We're an EAD with a single owner. Is it just as complex for us?
No — for an EAD the resolution is adopted by the sole owner of the capital, with no meeting and no notices, which simplifies the procedure considerably. What remains, though, is recalculating the nominal value of the shares and amending the statutes, so even for an EAD we work after a brief review rather than to a template. The quote for a standard EAD without share classes is close to that for an OOD.
What happens to bearer shares?
Bearer shares have been abolished in Bulgaria and have long been subject to conversion into registered shares. If your company has not yet converted its shares, that has to be resolved before or together with the redenomination — we will tell you how the two procedures fit together once we review the company file.
Can the share nominal end up as an "ugly" number?
On an exact recalculation at the rate — almost always. That is why the law allows an adjustment of up to ±5%: the usual approach is to round the nominal to a convenient figure (e.g. €1.00) and to reconcile the capital through the number of shares or within the permitted limits. Which option is clean for your structure we show in the quote, with specific figures.
We also have a planned capital increase.
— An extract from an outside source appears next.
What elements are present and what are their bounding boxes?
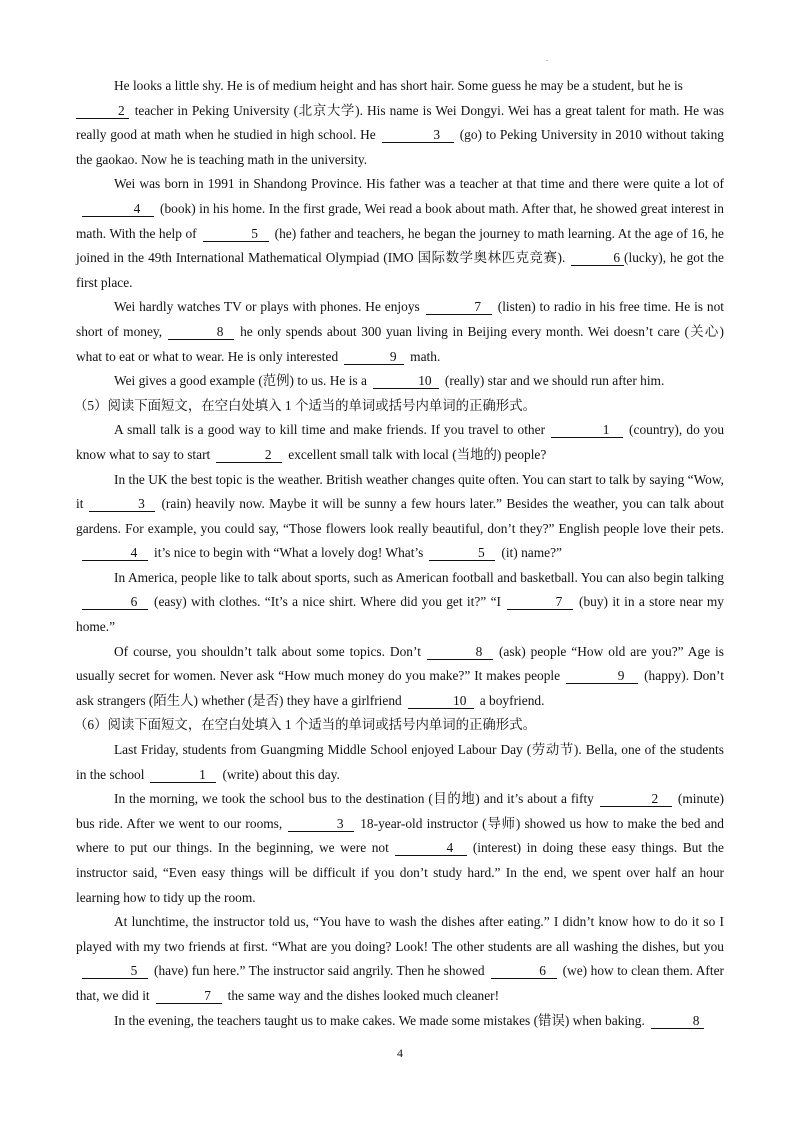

Should we do them together?
Usually yes — the two amendments to the statutes can go through a single General Meeting and a single application, which saves a second procedure. Because a capital increase has its own rules (contributions, subscription, deadlines), the combination is planned carefully — describe your intention in the enquiry.
How much does it cost for an AD?
It depends on the structure: a standard EAD without share classes is close to the price for an OOD; an AD with several share classes, many shareholders or accompanying changes requires more work. That is why we don't publish a single price but return a specific quote within 24 hours after reviewing the statutes — the review is free and with no obligation.